The ripple effect of equity release spending
In addition to direct equity release spending across various sectors, the report also reveals the wider economic benefits generated as a result. For example, money spent on home improvements, a common reason for taking out a lifetime mortgage, not only benefits the contractors completing the work but will also benefit their suppliers. The report estimates the positive impact of equity release across supply chains and to employees supported just under £2 billion in GVA in 2021. This means that for every £1 spent as a result of equity release, a total of £2.12 in terms of economic activity is supported across the UK economy.

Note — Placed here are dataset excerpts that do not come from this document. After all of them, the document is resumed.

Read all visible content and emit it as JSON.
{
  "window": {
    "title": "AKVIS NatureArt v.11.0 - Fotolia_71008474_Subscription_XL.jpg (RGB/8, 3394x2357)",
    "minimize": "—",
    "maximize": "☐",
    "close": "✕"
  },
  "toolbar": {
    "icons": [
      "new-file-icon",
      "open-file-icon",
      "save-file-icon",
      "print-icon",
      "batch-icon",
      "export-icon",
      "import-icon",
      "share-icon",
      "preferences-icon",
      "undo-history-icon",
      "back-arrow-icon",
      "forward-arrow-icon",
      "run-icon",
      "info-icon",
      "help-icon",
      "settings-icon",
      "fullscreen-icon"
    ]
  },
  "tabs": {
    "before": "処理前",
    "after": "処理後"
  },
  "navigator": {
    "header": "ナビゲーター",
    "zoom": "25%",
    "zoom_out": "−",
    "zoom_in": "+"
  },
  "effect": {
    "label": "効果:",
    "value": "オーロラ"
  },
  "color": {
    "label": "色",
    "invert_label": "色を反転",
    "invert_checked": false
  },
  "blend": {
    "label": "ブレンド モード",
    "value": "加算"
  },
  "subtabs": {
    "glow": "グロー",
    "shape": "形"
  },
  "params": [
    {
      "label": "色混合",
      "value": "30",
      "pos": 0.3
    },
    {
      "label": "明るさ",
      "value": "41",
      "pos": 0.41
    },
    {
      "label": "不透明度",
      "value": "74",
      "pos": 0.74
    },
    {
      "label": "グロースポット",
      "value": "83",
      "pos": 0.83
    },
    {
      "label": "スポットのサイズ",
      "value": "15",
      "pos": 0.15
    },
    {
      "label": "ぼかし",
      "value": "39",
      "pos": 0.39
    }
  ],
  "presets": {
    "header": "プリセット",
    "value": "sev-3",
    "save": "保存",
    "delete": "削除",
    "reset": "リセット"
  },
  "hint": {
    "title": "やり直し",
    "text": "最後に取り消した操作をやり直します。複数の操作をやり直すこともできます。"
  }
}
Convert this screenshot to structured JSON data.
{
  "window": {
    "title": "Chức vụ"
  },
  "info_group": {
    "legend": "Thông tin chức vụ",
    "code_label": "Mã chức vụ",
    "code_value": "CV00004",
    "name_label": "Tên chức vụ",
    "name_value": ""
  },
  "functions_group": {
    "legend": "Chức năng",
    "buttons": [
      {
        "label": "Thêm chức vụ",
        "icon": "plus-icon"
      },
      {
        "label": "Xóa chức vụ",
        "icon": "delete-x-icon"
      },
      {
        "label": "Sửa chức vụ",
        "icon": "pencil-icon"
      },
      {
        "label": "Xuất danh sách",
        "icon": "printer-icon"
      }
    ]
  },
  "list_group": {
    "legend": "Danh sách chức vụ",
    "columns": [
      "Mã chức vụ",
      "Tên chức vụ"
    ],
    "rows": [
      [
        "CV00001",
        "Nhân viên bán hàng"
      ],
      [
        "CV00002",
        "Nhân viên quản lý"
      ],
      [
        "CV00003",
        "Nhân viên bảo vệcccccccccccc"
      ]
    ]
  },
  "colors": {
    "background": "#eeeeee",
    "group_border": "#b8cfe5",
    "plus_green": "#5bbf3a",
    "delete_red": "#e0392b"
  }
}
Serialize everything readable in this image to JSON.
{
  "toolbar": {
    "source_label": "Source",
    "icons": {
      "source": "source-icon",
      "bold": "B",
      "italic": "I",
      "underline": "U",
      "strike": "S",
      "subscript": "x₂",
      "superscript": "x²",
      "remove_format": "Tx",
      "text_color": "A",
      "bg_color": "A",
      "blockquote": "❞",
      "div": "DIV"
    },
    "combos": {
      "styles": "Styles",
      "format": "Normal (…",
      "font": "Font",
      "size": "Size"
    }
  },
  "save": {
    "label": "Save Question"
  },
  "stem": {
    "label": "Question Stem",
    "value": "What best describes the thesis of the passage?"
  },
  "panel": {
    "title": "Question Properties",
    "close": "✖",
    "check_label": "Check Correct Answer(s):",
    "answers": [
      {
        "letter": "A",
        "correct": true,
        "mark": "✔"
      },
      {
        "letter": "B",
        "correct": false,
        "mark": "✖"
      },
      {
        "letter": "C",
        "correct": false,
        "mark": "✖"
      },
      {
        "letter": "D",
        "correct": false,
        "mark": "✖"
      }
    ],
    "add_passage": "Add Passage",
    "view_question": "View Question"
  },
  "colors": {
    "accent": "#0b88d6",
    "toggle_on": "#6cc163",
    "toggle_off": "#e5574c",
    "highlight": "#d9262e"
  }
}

Through its contribution to the UK economy, equity release spending by homeowners also supports job creation in a range of sectors across the country. Spending funded directly by equity release generated more than 45,000 jobs. A third of this total, equating to 15,300 roles, are found in the health and social work sector, due to the high spend on care costs. Taking into account the indirect supply chain effects, and induced effects of this spending, modelling undertaken by Cebr estimates that an additional 35,000 jobs are supported as a result of equity release’s impact on the economy.